Tek olarak bira seçmek çok zor olacağı için, birkaç bira ismi vereyim, hem benim için kolay olsun hem de biralara ayıp etmeyeyim. 1 ay önce tattığım Amerikalı Alchemist’in Focal Banger isimli India Pale Ale stilindeki birası aklımı başımdan alacak kadar aromatikti ve tadı uzun süredir aklımdan çıkmıyor. Yine Amerikalı üretici Westbrook’un Mexican Cake isimli stout birası içerisinde tarçın çubukları, vanilya çubukları ve jalepano biberleri olan fıçılarda beklemiş. Biranın kendisi tiramisu-brownie gibi kokuyor. Hatta tadı da ilk başta öyle ancak yuttuğunuz anda damağınızda keskin bir biber acılığı kalıyor ki inanılmaz bir deneyim. Okuyanlar biz şimdi nereden bulacağız bunları diye bana kızacaklardır. O yüzden Türkiye’de bulunanlar arasından da bira söyleyeyim. Schneider Tap 6 Aventinus her içişimde ilk içişimdeki gibi hayran bıraktırıyor kendisine. The Beer Hunter Michael Jackson’ın (Popçu MJ değil) da dediği gibi biraların Everesti!  


Bira için 1 km Yürümek

Geçen yaz Berlin’de yeni açılan Stone Brewery Berlin’in biraz dışında. Tren’den indikten sonra hobi bahçeleri arasından yaklaşık 1 kilometre yürümek zorundasınız. Yeşiller içerisinde hedefe kitlenmiş şekilde bir müddet yürüdükten sonra muradıma ermiştim.  


Bira & Peynir

Biranın yanına herkes kuruyemiş ve patatesi yakıştırır, fakat bence biranın en güzel eşlikçisi peynir. Eski kaşar, isli peynir ve gouda ise biranın yanındaki favori peynirlerimden.  


İstanbul Barları 

İstanbul Avrupa Yakasında Bomonti Ada Populist, Kadıköy Ayı, Beşiktaş’ta The United Pub ve Craft Beer Lab favori mekanlarım. Ayrıca Caddebostan Sahil’de katlanır sandalye ve soğutucu ikilisi eşliğinde Adalar’a karşı bira yudumlamak. 


Alkol Zammı Herkesi Fermantasyon Uzmanı Yaptı !
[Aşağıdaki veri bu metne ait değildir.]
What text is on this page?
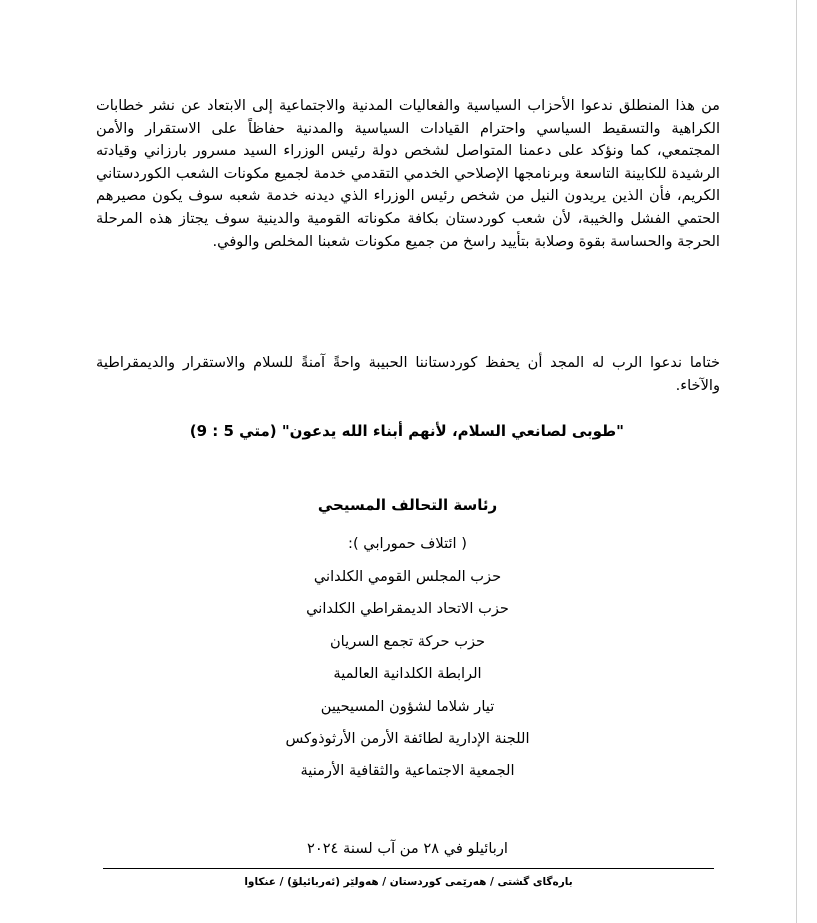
من هذا المنطلق ندعوا الأحزاب السياسية والفعاليات المدنية والاجتماعية إلى الابتعاد عن نشر خطابات الكراهية والتسقيط السياسي واحترام القيادات السياسية والمدنية حفاظاً على الاستقرار والأمن المجتمعي، كما ونؤكد على دعمنا المتواصل لشخص دولة رئيس الوزراء السيد مسرور بارزاني وقيادته الرشيدة للكابينة التاسعة وبرنامجها الإصلاحي الخدمي التقدمي خدمة لجميع مكونات الشعب الكوردستاني الكريم، فأن الذين يريدون النيل من شخص رئيس الوزراء الذي ديدنه خدمة شعبه سوف يكون مصيرهم الحتمي الفشل والخيبة، لأن شعب كوردستان بكافة مكوناته القومية والدينية سوف يجتاز هذه المرحلة الحرجة والحساسة بقوة وصلابة بتأييد راسخ من جميع مكونات شعبنا المخلص والوفي.

ختاما ندعوا الرب له المجد أن يحفظ كوردستاننا الحبيبة واحةً آمنةً للسلام والاستقرار والديمقراطية والآخاء.

"طوبى لصانعي السلام، لأنهم أبناء الله يدعون" (متي 5 : 9)
رئاسة التحالف المسيحي
( ائتلاف حمورابي ):
حزب المجلس القومي الكلداني
حزب الاتحاد الديمقراطي الكلداني
حزب حركة تجمع السريان
الرابطة الكلدانية العالمية
تيار شلاما لشؤون المسيحيين
اللجنة الإدارية لطائفة الأرمن الأرثوذوكس
الجمعية الاجتماعية والثقافية الأرمنية
اربائيلو في ٢٨ من آب لسنة ٢٠٢٤
بارەگای گشتی / هەرێمی کوردستان / هەولێر (ئەربائیلۆ) / عنکاوا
Vergi uzmanı Ozan Bingöl’ün de dediği üzere, Bu ülkenin gerçek vergi rekortmenleri arabası olan, telefonla konuşan, sigara ve içki içenlerdir. Devletin vergi gelirine büyük katkı yaparak vatandaşlık görevimizi fazlasıyla yerine getiriyoruz diye düşünüyorum. Ancak zamlar böyle giderse fiyatlar bira fiyatlarının psikolojik sınırını aşacak sonunda insanlar bir biraya 10 vermek istemeyecekler gibi. Zamların bira severleri ev biracılığına yönlendirdiği çok aşikar. O kadar ilginç ki bu konu yabancıların da ilgisini çekmiş. Bana 2 ayrı yabancı gazeteci sosyal medya üzerinden ulaşıp alkol zamları ve ev biracılığı bağlantısı hakkında sorular sordular. Yaptıkları haber de zamların ev biracılığını tetiklemesi üzerineydi. Bardağa dolu yanından bakarsak; bu zamlar ev biracılığının gelişimine ve butik bira kültürüne dolaylı yoldan katkı sağladı. Herkes fermantasyon uzmanı ya da brewmaster oldu neredeyse. Bu sayede de ev biracıları günleri ve tadımları bile yapılıyor. Ortaya çıkan ürünler ise inanılmaz. Ne demişler, zorluklar başarıyı getirir.  


Sütten Ağzım Yandı, Yoğurdu Üfleyerek Yiyorum !

Meze ile aram çok iyidir. Rakı ile aram pek değil maalesef. Hayatımda yaşadığım iki büyük sarhoşlukta da rakı içişimin payının olması beni biraz rakıdan uzaklaştırdı. Elbette burada suçlu rakı değil benim, fakat sütten ağzı yanan yoğurdu üfleyerek yer derler ya, biraz o hesap. Meyhane kültürünü ise çok severim. Babamın işyeri, meyhane kültürünün can damarlarından biri olan Samatya’da olduğu için meyhane kültürüne aşina sayılırım. Meze konusunda girit ezme, patlıcan salatası ve fesleğenli levreğe de asla hayır demem, diyemem! Ama meze yanında meyhane sohbeti bile olsa bira içerim yine. 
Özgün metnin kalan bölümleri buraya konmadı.